A few days passed and then three letters came for her, one swift upon another. Each one as she received it, so certain had her subconscious knowledge been, she read almost without emotion. The announcement of war had not staggered her. She felt the ache of pain, as when the barren cows were driven out of the farmyard to go to the market, but since she had been at Yarningdale, knew well enough the unerring and merciless power of retribution in Nature upon those who clogged the mill-wheel of life, who broke the impetus of its ceaseless revolutions whereby no speed was left to fling off the water drops of created energy.

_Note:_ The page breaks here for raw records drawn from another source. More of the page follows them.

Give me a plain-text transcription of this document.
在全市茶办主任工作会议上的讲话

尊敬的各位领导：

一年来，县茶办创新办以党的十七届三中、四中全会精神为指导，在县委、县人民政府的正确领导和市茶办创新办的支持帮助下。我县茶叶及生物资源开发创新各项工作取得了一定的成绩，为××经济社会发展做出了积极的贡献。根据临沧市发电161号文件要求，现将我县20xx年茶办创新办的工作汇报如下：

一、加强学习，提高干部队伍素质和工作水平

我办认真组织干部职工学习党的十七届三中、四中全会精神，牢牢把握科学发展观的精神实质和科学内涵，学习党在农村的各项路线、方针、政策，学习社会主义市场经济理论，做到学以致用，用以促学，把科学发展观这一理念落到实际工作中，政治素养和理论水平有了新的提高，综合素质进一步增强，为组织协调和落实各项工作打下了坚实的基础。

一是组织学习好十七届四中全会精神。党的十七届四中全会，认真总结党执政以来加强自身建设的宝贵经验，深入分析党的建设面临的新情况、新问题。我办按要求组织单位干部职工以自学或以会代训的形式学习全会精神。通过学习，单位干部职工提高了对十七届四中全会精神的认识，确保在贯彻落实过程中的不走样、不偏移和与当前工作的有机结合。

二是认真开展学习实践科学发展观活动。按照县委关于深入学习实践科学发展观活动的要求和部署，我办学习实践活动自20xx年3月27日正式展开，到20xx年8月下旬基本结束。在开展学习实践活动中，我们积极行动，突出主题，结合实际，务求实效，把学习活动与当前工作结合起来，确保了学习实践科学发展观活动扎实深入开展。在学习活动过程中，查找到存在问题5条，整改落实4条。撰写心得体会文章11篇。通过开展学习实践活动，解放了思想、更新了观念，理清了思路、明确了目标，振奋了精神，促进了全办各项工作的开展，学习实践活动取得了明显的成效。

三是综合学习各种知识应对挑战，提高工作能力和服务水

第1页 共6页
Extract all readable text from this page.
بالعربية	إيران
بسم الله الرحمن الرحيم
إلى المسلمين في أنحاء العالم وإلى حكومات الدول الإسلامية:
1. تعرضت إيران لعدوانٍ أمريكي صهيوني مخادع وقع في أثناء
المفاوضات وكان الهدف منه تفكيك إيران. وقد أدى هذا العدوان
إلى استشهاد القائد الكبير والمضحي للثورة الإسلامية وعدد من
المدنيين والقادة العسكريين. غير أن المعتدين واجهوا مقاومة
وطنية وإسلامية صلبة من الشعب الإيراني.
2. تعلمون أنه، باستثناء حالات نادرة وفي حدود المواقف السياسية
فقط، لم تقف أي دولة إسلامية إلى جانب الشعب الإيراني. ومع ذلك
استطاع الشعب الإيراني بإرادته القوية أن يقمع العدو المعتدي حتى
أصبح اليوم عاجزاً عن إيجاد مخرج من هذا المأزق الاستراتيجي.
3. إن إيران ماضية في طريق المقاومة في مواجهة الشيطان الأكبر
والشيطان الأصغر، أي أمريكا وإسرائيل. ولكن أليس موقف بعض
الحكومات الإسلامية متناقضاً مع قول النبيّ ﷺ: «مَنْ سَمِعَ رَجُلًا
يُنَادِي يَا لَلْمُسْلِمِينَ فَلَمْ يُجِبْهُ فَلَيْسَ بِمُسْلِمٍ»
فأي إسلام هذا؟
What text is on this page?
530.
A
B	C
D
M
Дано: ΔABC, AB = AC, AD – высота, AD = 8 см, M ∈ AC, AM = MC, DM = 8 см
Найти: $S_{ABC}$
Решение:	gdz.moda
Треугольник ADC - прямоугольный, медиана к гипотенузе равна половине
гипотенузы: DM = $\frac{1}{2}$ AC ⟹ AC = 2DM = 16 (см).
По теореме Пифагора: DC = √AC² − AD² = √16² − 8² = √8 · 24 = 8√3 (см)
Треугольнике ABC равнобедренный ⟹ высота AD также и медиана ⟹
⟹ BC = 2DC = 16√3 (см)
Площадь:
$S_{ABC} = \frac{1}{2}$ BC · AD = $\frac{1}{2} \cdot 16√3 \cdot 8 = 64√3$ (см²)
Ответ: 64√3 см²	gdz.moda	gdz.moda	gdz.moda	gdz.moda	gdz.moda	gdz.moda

Each letter as she received it, she divined its contents. The first was from John.
"DEAR OLD MATER--"
She heard the ring of vitality in that.
"They're all going from here. If I cock on a year or two, they'll take me. I sort of know you'd like me to. Do you know why? Do you remember once my asking you something about a couple of moles the hay knives had chopped? I was thinking of it yesterday, I don't know why, and that made me realize you'd understand. Do you remember what you said about Death, that sometimes it was just a gift when things were worth while? Well--good Lord! It's worth while now, not that the blighters are going to kill me. I've got as much chance as any one of getting through. But you are glad I'm going, aren't you? You're not going to try to stop me. They say the Army's big enough with the French on one side and the Russians on the other to knock Germany into a cocked hat in three months. But I must get out and have one pot at 'em."
All this she had divined as her fingers tore open the envelope, but never had she dared to hope that the impulse of it would have come from his memory of what she had said to him those days when he was in the fashioning of her hands. This, she had made him. She clutched the letter in her hands and held it against her face and thanked God she had not wholly failed. The next two letters came together by the same post on the following day. She knew their handwriting. No envelope could have concealed their contents from her eyes. Liddiard's she opened first.
"MY DEAR MARY--"
"I suppose John has written to you of this preposterous suggestion of his that he should volunteer, and I know you will do all you can to prevent it. To begin with he is not of age. He will have to lie about it before they can accept him and, secondly, War is a job for soldiers and the Army is there to see it through. If they rush him out without proper training as I hear it is likely they may do, it's unfair on him; it's unfair on all of us. We've paid for our Army as a nation and now it's got its work to do. Calling for recruits now as they did in the South African war is not fair to the country. These young boys will go because they're hysterical with excitement for adventure, but where will the country be if they don't come back?
"I rely on you, my dear Mary, to do all you can to dissuade him from this mad project of his. With all the knowledge that one day he is to be master of Wenlock, I know he still looks reliantly towards you in that little farmhouse. Do all you can, my dear. We cannot lose him, neither you nor I."